Bob Duerden, senior education adviser at East Riding of Yorkshire council, said: "We are used to seeing more than 60 applications for teaching jobs in East Riding, but 100 is unusual.
"Leven primary has a lot going for it though. It's a small school in a nice area."
The downside is that funding for the workforce agreement and falling rolls mean some East Riding schools are having to let staff go, he said.
Elsewhere in the country schools are struggling to recruit staff - or to hold on to those already in post.
John Howson, of Education Data Surveys, said that while falling rolls meant primary teaching jobs in many areas were hard to come by, increasing numbers of retiring heads meant schools faced the opposite problem in filling leadership positions. Headteacher vacancies were continuing to break records, with the latest figures showing that the number of posts advertised was up by more than a quarter compared to two years ago.
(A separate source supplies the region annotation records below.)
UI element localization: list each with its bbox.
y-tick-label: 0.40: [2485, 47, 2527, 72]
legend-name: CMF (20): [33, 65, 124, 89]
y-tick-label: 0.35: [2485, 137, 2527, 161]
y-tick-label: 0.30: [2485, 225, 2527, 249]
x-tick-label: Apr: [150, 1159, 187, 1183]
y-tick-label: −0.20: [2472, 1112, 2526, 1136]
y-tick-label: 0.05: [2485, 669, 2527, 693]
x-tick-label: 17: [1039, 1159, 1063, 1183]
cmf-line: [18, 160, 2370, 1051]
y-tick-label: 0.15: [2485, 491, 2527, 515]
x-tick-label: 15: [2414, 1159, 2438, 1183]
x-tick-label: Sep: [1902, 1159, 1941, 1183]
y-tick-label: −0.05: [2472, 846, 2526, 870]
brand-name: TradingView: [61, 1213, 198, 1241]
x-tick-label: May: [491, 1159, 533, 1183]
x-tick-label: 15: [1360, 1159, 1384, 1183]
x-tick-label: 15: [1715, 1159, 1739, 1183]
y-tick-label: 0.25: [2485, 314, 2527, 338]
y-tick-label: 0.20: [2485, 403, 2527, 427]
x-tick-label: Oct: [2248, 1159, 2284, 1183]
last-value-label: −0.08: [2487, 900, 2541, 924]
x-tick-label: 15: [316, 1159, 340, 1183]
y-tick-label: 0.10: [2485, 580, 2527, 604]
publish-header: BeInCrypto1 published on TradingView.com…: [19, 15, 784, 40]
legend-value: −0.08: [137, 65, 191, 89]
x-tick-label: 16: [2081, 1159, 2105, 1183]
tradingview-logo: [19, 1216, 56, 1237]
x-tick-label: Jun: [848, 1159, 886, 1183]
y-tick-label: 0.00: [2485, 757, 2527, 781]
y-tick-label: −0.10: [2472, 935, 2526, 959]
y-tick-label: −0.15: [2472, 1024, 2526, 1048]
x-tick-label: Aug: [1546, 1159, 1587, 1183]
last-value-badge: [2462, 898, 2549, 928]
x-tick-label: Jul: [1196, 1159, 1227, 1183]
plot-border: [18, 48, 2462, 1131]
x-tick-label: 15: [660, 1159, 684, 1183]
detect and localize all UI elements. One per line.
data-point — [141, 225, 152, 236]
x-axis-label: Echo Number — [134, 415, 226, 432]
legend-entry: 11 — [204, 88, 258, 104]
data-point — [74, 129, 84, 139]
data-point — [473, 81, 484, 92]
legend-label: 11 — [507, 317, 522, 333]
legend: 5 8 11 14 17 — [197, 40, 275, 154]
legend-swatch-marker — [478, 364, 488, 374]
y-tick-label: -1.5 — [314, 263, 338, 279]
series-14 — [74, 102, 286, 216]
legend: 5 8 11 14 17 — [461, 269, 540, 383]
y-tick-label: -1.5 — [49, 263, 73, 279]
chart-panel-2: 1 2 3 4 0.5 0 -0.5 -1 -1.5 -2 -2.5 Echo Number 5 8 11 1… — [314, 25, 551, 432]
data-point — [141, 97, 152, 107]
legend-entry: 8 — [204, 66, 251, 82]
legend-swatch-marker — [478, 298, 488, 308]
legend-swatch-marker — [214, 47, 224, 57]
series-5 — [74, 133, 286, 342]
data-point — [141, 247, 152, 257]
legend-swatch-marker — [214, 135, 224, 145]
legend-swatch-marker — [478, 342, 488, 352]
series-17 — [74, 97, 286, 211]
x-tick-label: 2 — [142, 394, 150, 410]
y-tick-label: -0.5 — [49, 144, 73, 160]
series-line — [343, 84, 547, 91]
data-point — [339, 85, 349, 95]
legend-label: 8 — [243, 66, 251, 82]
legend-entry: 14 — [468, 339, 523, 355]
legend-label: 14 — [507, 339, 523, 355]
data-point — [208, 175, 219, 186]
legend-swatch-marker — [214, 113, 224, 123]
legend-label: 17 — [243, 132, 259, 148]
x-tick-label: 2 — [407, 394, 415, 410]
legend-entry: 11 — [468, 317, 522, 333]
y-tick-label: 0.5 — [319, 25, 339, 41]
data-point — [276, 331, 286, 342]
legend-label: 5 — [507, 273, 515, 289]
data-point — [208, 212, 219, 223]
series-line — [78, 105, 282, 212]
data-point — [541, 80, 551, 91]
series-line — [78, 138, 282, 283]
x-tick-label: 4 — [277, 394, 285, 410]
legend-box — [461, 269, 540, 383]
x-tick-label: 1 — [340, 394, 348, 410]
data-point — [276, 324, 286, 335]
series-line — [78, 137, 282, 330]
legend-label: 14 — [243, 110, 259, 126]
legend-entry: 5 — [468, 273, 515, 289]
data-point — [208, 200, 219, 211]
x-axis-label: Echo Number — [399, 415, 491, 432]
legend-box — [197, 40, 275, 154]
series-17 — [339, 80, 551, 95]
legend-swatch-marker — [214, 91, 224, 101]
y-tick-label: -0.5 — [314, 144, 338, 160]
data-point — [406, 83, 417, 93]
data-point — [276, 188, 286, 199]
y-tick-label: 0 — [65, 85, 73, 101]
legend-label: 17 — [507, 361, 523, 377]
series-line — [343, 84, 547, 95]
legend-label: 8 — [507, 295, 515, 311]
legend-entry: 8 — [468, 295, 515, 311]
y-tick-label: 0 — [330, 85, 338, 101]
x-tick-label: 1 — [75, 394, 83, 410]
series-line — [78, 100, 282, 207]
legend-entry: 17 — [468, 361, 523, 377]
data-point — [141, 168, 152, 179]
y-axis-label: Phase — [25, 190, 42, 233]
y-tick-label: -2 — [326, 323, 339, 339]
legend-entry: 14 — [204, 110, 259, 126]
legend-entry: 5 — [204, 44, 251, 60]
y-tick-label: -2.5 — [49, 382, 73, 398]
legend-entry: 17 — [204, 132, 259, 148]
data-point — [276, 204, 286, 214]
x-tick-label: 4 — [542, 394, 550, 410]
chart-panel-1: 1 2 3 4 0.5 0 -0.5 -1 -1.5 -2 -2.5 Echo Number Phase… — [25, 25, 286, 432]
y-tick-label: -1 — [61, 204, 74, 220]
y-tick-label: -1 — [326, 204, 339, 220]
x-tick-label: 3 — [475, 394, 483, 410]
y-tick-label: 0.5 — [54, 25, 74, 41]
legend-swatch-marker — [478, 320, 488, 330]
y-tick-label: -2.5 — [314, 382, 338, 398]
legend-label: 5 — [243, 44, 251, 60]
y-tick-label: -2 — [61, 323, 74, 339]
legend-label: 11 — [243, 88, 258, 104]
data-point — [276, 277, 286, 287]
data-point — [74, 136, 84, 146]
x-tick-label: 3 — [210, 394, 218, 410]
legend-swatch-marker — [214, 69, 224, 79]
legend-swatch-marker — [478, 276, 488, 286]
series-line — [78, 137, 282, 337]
In the first four months of the year there were 1,512 headship vacancies,up from 1,501 during the same period last year and from 1,199 in 2003, he said.
Sylvia Morris, head of the Cathedral school of St Saviour and St Mary Overie, in Southwark, south London, blames the cost of travel and housing in the capital for the expected loss of five of her 10 teachers in July.
She thinks the rise in the congestion charge from pound;5 to pound;8 from July will make things worse. "Teachers should receive the same reduction as other key workers," she said. "Public transport is not cheap or reliable.
It is smelly, sweaty and you get squashed in like a sardine and some of us don't want to do that day in day out."